Se autolesiona, por incompatible con el derecho positivo vigente, el abogado constitucionalista que sostiene que desde hace 20 años se desconstituye nuestra Carta Magna. Llama la atención que justamente hace dos décadas -mediante la reforma de 1994- se incorporaron a nuestro bloque constitucional (art. 75, inc. 22, CN) los instrumentos internacionales referidos.
Lo último también me lleva a otra imagen de la Facultad de Derecho (UBA): la mañana del 26 de abril en sus escalinatas. Los allí presentes, en contra de la “reforma judicial”, alzaron en sus manos ejemplares de la Constitución Nacional. Tal vez esas ediciones eran previas a 1994, o no incluyeron entre sus páginas los pactos internacionales de derechos humanos.

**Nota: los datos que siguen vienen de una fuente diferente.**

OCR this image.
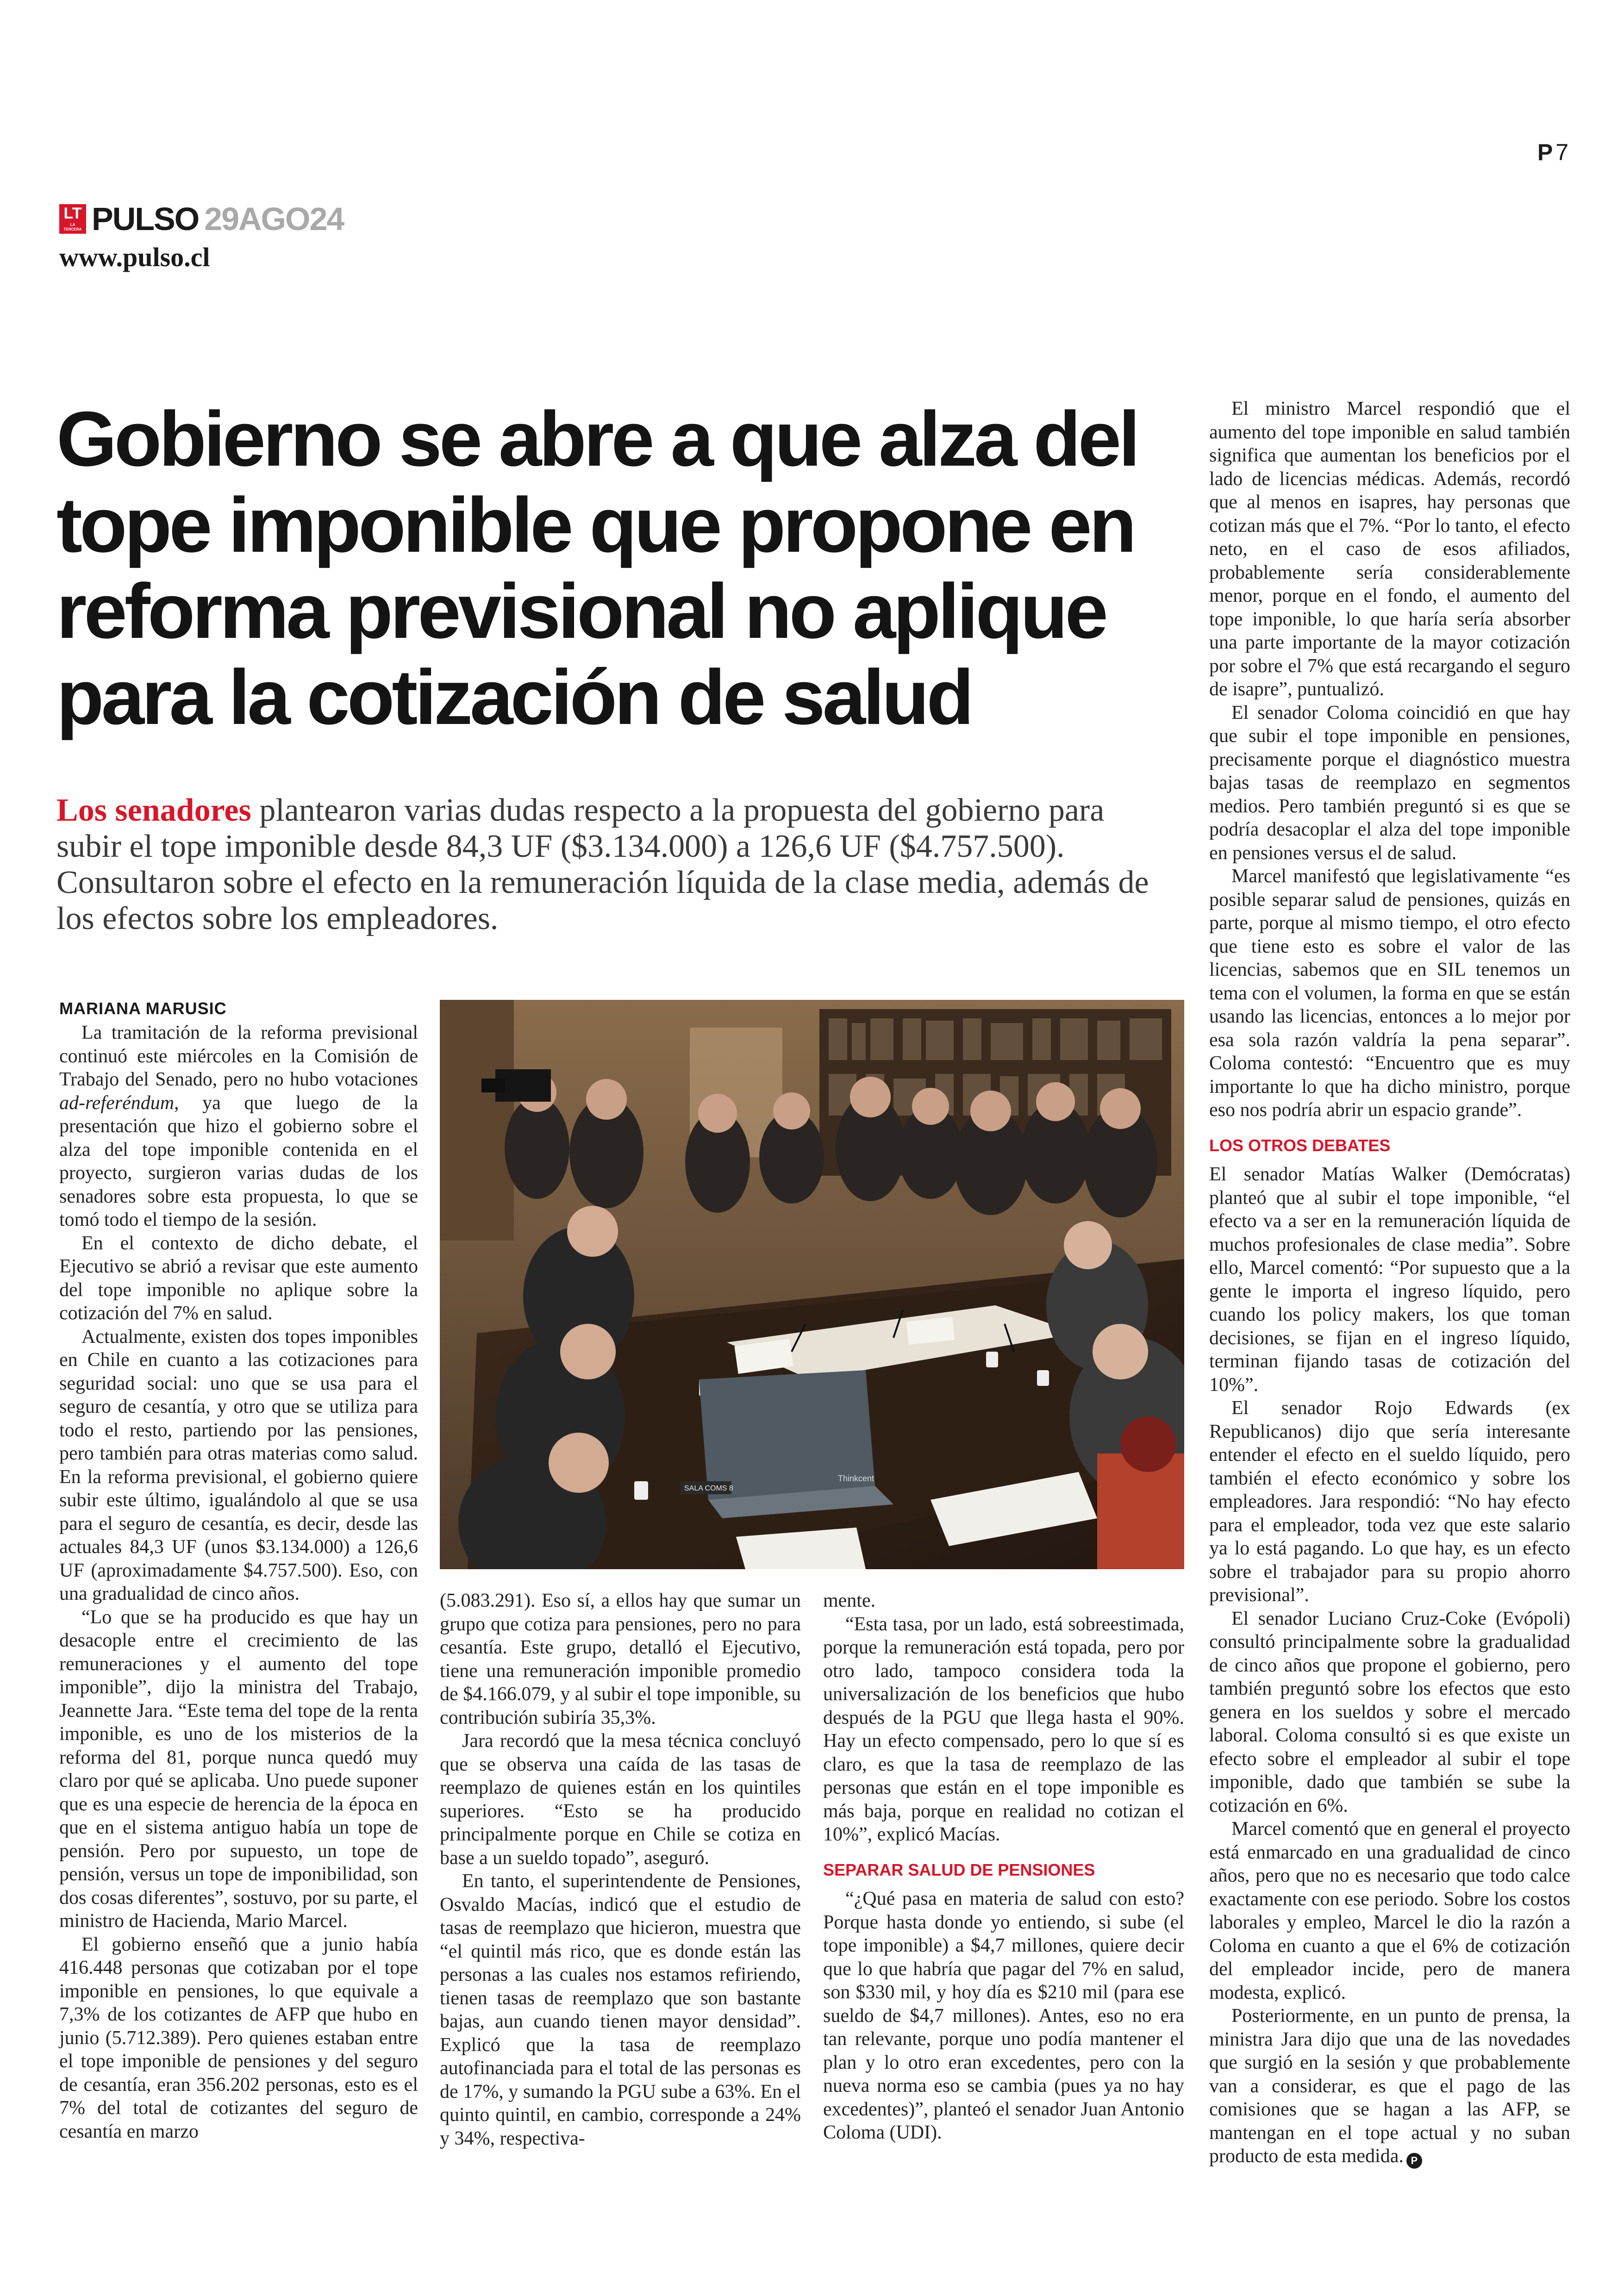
P 7
LT
LA TERCERA PULSO 29AGO24
www.pulso.cl
Gobierno se abre a que alza del tope imponible que propone en reforma previsional no aplique para la cotización de salud

Los senadores plantearon varias dudas respecto a la propuesta del gobierno para subir el tope imponible desde 84,3 UF ($3.134.000) a 126,6 UF ($4.757.500). Consultaron sobre el efecto en la remuneración líquida de la clase media, además de los efectos sobre los empleadores.

MARIANA MARUSIC

La tramitación de la reforma previsional continuó este miércoles en la Comisión de Trabajo del Senado, pero no hubo votaciones ad-referéndum, ya que luego de la presentación que hizo el gobierno sobre el alza del tope imponible contenida en el proyecto, surgieron varias dudas de los senadores sobre esta propuesta, lo que se tomó todo el tiempo de la sesión.

En el contexto de dicho debate, el Ejecutivo se abrió a revisar que este aumento del tope imponible no aplique sobre la cotización del 7% en salud.

Actualmente, existen dos topes imponibles en Chile en cuanto a las cotizaciones para seguridad social: uno que se usa para el seguro de cesantía, y otro que se utiliza para todo el resto, partiendo por las pensiones, pero también para otras materias como salud. En la reforma previsional, el gobierno quiere subir este último, igualándolo al que se usa para el seguro de cesantía, es decir, desde las actuales 84,3 UF (unos $3.134.000) a 126,6 UF (aproximadamente $4.757.500). Eso, con una gradualidad de cinco años.

“Lo que se ha producido es que hay un desacople entre el crecimiento de las remuneraciones y el aumento del tope imponible”, dijo la ministra del Trabajo, Jeannette Jara. “Este tema del tope de la renta imponible, es uno de los misterios de la reforma del 81, porque nunca quedó muy claro por qué se aplicaba. Uno puede suponer que es una especie de herencia de la época en que en el sistema antiguo había un tope de pensión. Pero por supuesto, un tope de pensión, versus un tope de imponibilidad, son dos cosas diferentes”, sostuvo, por su parte, el ministro de Hacienda, Mario Marcel.

El gobierno enseñó que a junio había 416.448 personas que cotizaban por el tope imponible en pensiones, lo que equivale a 7,3% de los cotizantes de AFP que hubo en junio (5.712.389). Pero quienes estaban entre el tope imponible de pensiones y del seguro de cesantía, eran 356.202 personas, esto es el 7% del total de cotizantes del seguro de cesantía en marzo

Thinkcent
SALA COMS 8

(5.083.291). Eso sí, a ellos hay que sumar un grupo que cotiza para pensiones, pero no para cesantía. Este grupo, detalló el Ejecutivo, tiene una remuneración imponible promedio de $4.166.079, y al subir el tope imponible, su contribución subiría 35,3%.

Jara recordó que la mesa técnica concluyó que se observa una caída de las tasas de reemplazo de quienes están en los quintiles superiores. “Esto se ha producido principalmente porque en Chile se cotiza en base a un sueldo topado”, aseguró.

En tanto, el superintendente de Pensiones, Osvaldo Macías, indicó que el estudio de tasas de reemplazo que hicieron, muestra que “el quintil más rico, que es donde están las personas a las cuales nos estamos refiriendo, tienen tasas de reemplazo que son bastante bajas, aun cuando tienen mayor densidad”. Explicó que la tasa de reemplazo autofinanciada para el total de las personas es de 17%, y sumando la PGU sube a 63%. En el quinto quintil, en cambio, corresponde a 24% y 34%, respectiva-

mente.

“Esta tasa, por un lado, está sobreestimada, porque la remuneración está topada, pero por otro lado, tampoco considera toda la universalización de los beneficios que hubo después de la PGU que llega hasta el 90%. Hay un efecto compensado, pero lo que sí es claro, es que la tasa de reemplazo de las personas que están en el tope imponible es más baja, porque en realidad no cotizan el 10%”, explicó Macías.

SEPARAR SALUD DE PENSIONES

“¿Qué pasa en materia de salud con esto? Porque hasta donde yo entiendo, si sube (el tope imponible) a $4,7 millones, quiere decir que lo que habría que pagar del 7% en salud, son $330 mil, y hoy día es $210 mil (para ese sueldo de $4,7 millones). Antes, eso no era tan relevante, porque uno podía mantener el plan y lo otro eran excedentes, pero con la nueva norma eso se cambia (pues ya no hay excedentes)”, planteó el senador Juan Antonio Coloma (UDI).

El ministro Marcel respondió que el aumento del tope imponible en salud también significa que aumentan los beneficios por el lado de licencias médicas. Además, recordó que al menos en isapres, hay personas que cotizan más que el 7%. “Por lo tanto, el efecto neto, en el caso de esos afiliados, probablemente sería considerablemente menor, porque en el fondo, el aumento del tope imponible, lo que haría sería absorber una parte importante de la mayor cotización por sobre el 7% que está recargando el seguro de isapre”, puntualizó.

El senador Coloma coincidió en que hay que subir el tope imponible en pensiones, precisamente porque el diagnóstico muestra bajas tasas de reemplazo en segmentos medios. Pero también preguntó si es que se podría desacoplar el alza del tope imponible en pensiones versus el de salud.

Marcel manifestó que legislativamente “es posible separar salud de pensiones, quizás en parte, porque al mismo tiempo, el otro efecto que tiene esto es sobre el valor de las licencias, sabemos que en SIL tenemos un tema con el volumen, la forma en que se están usando las licencias, entonces a lo mejor por esa sola razón valdría la pena separar”. Coloma contestó: “Encuentro que es muy importante lo que ha dicho ministro, porque eso nos podría abrir un espacio grande”.

LOS OTROS DEBATES

El senador Matías Walker (Demócratas) planteó que al subir el tope imponible, “el efecto va a ser en la remuneración líquida de muchos profesionales de clase media”. Sobre ello, Marcel comentó: “Por supuesto que a la gente le importa el ingreso líquido, pero cuando los policy makers, los que toman decisiones, se fijan en el ingreso líquido, terminan fijando tasas de cotización del 10%”.

El senador Rojo Edwards (ex Republicanos) dijo que sería interesante entender el efecto en el sueldo líquido, pero también el efecto económico y sobre los empleadores. Jara respondió: “No hay efecto para el empleador, toda vez que este salario ya lo está pagando. Lo que hay, es un efecto sobre el trabajador para su propio ahorro previsional”.

El senador Luciano Cruz-Coke (Evópoli) consultó principalmente sobre la gradualidad de cinco años que propone el gobierno, pero también preguntó sobre los efectos que esto genera en los sueldos y sobre el mercado laboral. Coloma consultó si es que existe un efecto sobre el empleador al subir el tope imponible, dado que también se sube la cotización en 6%.

Marcel comentó que en general el proyecto está enmarcado en una gradualidad de cinco años, pero que no es necesario que todo calce exactamente con ese periodo. Sobre los costos laborales y empleo, Marcel le dio la razón a Coloma en cuanto a que el 6% de cotización del empleador incide, pero de manera modesta, explicó.

Posteriormente, en un punto de prensa, la ministra Jara dijo que una de las novedades que surgió en la sesión y que probablemente van a considerar, es que el pago de las comisiones que se hagan a las AFP, se mantengan en el tope actual y no suban producto de esta medida. P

Habrá que hacérselos llegar urgente, porque de otra manera no se comprende cómo sostienen que las iniciativas significan un “atropello contra la democracia” cuando en realidad hacen efectivo el derecho universal a votar o ser elegido en un órgano de gobierno. Hasta un ex fiscal acusó al Gobierno de querer “adueñarse de la Justicia” cuando justamente los magistrados usurpan el lugar de los jurados cuyo verdadero dueño es la ciudadanía.
Dejando de lado la ironía, aquellos que se oponen a los cambios seguramente conocen el derecho y lo enmudecen, privándole a “la Justicia” un tercer sentido sensorial –además de la vista y el oído. Por eso, los que aún conservamos el gusto y nos asquean muchas de las prácticas del sistema judicial que conocemos a diario, nos sumamos al apoyo de esta reforma que mitiga la amargura que padecemos.
Desde nuestro lugar entendemos necesarios estos cambios, pero la transformación no es completa. Es un buen inicio, hay mucho camino al andar.